In a case of first impression in New Jersey, the GRC recently determined that OPRA does not require disclosure of information on a public employee’s personal cell phone bills, even where the personal phone is sometimes used for public business. See Verry v. Boro of South Bound Brook.
The requestor in this matter believed that the Borough Clerk used his personal cell phone to conduct public business and also to make private calls while at work. His OPRA request sought the destination location of calls made and received, on various dates, on that phone.
The GRC referred the case to an ALJ, who ruled that the use of a private cell phone to make personal calls at work does not trigger OPRA, and that the privacy interest in the cell phone records outweighed the requestor’s interest in obtaining records of call destination location. The GRC adopted the ALJ’s decision.
The ALJ noted that the courts have determined that public employee telephone records are generally confidential and protected by privacy expectations. He performed the balancing test required by the Supreme Court in OPRA privacy cases, and concluded that the requestor had not shown a need for the call location information that overcame the clear privacy interest in one’s personal cell phone bills.
The requestor primarily relied on the Appellate Division’s opinion in an OPRA case, Livecchia v. Boro of Mount Arlington, where the court required disclosure of destination location data from government employees’ public cell phones, based on a claim that these employees were using the phones for personal calls. The ALJ said that Livecchia did not apply because there the phone charges were paid by the public agency; in the present case, the public did not pay for usage of the phone.

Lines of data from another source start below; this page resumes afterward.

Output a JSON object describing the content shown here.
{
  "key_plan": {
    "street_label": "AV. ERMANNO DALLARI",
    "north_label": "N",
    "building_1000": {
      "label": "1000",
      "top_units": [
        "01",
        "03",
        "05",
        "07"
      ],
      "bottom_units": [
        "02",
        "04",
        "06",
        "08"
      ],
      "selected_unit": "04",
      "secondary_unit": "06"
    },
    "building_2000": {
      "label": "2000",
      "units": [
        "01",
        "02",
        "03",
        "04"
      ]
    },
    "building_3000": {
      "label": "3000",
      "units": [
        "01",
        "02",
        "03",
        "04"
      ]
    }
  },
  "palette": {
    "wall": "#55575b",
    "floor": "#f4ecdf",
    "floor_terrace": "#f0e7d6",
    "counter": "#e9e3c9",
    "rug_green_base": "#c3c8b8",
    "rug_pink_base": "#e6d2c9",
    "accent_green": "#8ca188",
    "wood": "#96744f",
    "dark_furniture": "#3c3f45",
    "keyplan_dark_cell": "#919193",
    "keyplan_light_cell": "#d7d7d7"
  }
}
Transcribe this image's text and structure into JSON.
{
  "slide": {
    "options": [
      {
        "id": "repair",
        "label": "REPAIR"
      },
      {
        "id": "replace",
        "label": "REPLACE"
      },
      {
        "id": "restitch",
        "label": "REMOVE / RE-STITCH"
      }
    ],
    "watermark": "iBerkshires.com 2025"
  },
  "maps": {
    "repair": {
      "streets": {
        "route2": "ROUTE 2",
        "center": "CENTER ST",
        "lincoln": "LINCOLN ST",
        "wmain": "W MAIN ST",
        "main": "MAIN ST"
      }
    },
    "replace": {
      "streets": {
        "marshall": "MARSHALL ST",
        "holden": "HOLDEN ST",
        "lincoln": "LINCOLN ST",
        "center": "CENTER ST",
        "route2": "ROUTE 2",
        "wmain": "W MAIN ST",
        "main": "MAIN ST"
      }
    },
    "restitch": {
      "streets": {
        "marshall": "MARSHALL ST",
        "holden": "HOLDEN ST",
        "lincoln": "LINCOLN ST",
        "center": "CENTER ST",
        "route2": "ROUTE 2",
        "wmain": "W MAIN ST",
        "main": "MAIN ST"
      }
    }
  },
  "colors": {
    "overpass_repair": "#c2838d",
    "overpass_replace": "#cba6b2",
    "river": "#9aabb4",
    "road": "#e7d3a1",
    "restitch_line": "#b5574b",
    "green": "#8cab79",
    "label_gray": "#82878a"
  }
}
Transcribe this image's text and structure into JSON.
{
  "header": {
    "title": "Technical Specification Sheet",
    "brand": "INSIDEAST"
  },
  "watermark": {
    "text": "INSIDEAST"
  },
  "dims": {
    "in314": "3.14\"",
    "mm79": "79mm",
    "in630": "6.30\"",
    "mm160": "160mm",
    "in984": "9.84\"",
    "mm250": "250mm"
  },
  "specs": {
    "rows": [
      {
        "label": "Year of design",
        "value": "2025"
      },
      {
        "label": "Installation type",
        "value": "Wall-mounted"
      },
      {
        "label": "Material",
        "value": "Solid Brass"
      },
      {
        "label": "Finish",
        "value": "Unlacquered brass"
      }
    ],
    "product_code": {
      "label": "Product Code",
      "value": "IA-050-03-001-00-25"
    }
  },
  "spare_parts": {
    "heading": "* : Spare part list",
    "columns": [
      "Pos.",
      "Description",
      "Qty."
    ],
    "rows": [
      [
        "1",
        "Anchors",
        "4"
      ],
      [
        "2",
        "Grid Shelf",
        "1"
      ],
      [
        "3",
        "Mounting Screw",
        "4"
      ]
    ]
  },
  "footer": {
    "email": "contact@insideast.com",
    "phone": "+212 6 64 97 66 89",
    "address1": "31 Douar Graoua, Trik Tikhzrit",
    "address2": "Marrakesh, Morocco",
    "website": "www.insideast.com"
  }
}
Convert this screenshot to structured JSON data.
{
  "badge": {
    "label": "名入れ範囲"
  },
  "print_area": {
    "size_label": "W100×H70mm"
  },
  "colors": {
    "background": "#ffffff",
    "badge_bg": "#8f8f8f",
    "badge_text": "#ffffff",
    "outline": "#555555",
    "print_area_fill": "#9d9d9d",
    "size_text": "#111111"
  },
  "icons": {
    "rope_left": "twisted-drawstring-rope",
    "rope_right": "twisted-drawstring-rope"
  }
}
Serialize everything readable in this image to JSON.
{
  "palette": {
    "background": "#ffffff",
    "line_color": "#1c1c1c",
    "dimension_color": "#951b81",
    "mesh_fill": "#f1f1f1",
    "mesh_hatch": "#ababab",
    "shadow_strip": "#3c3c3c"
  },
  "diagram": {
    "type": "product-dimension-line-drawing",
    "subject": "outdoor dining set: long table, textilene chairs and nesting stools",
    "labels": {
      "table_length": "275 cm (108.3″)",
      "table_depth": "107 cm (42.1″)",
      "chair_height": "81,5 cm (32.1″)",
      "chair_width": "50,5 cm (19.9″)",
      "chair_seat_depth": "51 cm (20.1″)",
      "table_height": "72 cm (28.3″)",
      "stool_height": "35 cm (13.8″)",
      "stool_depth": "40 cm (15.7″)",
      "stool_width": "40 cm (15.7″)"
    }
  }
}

The most important aspect of this case is that the GRC rejected the requestor’s argument that the ALJ should have held a plenary hearing to determine how much the cell phone was used for government matters. I’m sure that many public employees occasionally use their personal cell phones for a work-related call. This should not subject them to the threat of an OPRA suit involving discovery and a hearing concerning their personal cell phone records.
It should be kept in mind that this decision deals only with personal cell phone bills and does not involve an important question that no New Jersey court has yet addressed: whether OPRA covers text messages about government business on personal cell phones.